Apache OpenOffice (AOO) Bugzilla – Issue 14330
regrouping options for Thai characters set for HTML export
Last modified: 2013-08-07 15:00:08 UTC
at pull-down menu: Tools --> Options in Options dialog: Load/Save --> HTML Compatibility at Export section: in Character set drop-down list: for Thai character set, there're 2 options 1) "Thai (ISO-8859-11 / TIS-620)" 2) "Thai (Windows-874)" ---- in (1) option, I think ISO-8859-11 and TIS-620 should be separated into two options. - "Thai (ISO-8859-11)" - "Thai (TIS-620)" Because, when users need to export file to HTML, they want to specify an exact character set. (ISO-8859-11 or TIS-620). For an import task, ISO-8859-11 and TIS-620 can be combined, since they are very similar. But for an export task, we need to distinguish them clearly. Since we never know what the purpose of the user's export. ---- in the (2) option, "Windows-874" is not a standard encoding for Thai characters. It is not certified by IANA to use in HTML/XML, or over HTTP transmission. OOo should remove the "Thai (Windows-874)" option out. "Windows-874" is require only for import purpose, but not export. ---- Conclusion: - remove Windows-874 - separated TIS-620 and ISO-8859-11 as the result, after a fix, the options of Thai character set should be 1) "Thai (ISO-8859-11)" 2) "Thai (TIS-620)"

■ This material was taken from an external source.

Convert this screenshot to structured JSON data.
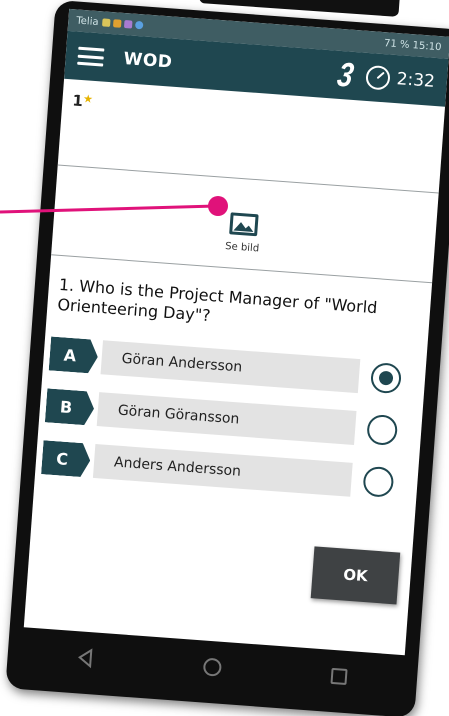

DL->FT: Would you please takeover?
This fits pretty much in an already ongoing issue in our internal bugtracking system.
FT->MIB: Is that somehow duplicatew to any of your issues?
No, it is not. Regarding issue (1): The various encodings are implemented in the SAL layer. SB has to have a look for the reason we are not seperating between ISI-8859-11 and TIS-620 for the export. For we import, there is nothing to do. Regarding issue (2): The econding one can choose are the ones that are widely used, regardless whether they are certified or not. That's what OOo users expect. So there is nothing to do here as well.
From what I know (http://www.inet.co.th/cyberclub/trin/thairef/index.html, mail communication with Arthit in May 2002), there officially is no such thing as ISO-8859-11, but it is in inofficial use to mean about the same as TIS-620. Also windows-874, though not officially registered with IANA, is supposed to be in use. The outcome of the mentioned mail communication was the decision to internally (in sal/textenc) support two text encodings: TIS-620 (with ISO-8859-11 being identical to it) and windows-874 (a superset of TIS-620). Regarding issue 1 (seperating ISO-8859-11 and TIS-620): Since there is no official ISO-8859-11, I see no reason to let the user decide whether to label exported HTML documents as "TIS-620" or "ISO-8859-11". But I guess only Arthit knows enough about Thai conventions to decide whether the inofficial ISO-8859-11 is in widespread enough use to warrant an extra entry, distinct from TIS-620 (whatever the use for this might be). If we indeed want to have both entries, with different behaviour on HTML export (one producing documents with a "TIS-620" charset designator, the other one documents with a "ISO-8859-11" charset designator), and if it would be too difficult to achieve this without adding a new RTL_TEXTENCODING (which in principle it should not be), I could imagine adding a new RTL_TEXTENCODING_ISO_8859_11, besides the existing RTL_TEXTENCODING_TIS_620 (but only then). Regarding issue 2 (dropping windows-874): I have no knowledge about Thai conventions to comment on this.
It seems to me that there are no reasons to change anything. ISO-8859-11 and TIS-620 are technically the same, so it doesn't matter how the encoding is named in the file. Removing Windows-874 is of course possible, but since noone really has to use it, there is no reason to change this either.
.
Case closed.
so, what is the charset that the user will expect to see in this line of the exported HTML file? <meta http-equiv="Content-Type" content="text/html; charset=SOME_ENCODING"> should "SOME_ENCODING" be "ISO-8859-11" or should it be "TIS-620"? or can it be "ISO-8859-11 / TIS-620" ???
Currently it is iso5589-15
From my understanding, ISO 8859-15 is a Latin character set, and was designed for alphabets in Western languages (like English, French, German, Spanish and Portuguese) .. not for Thai alphabets.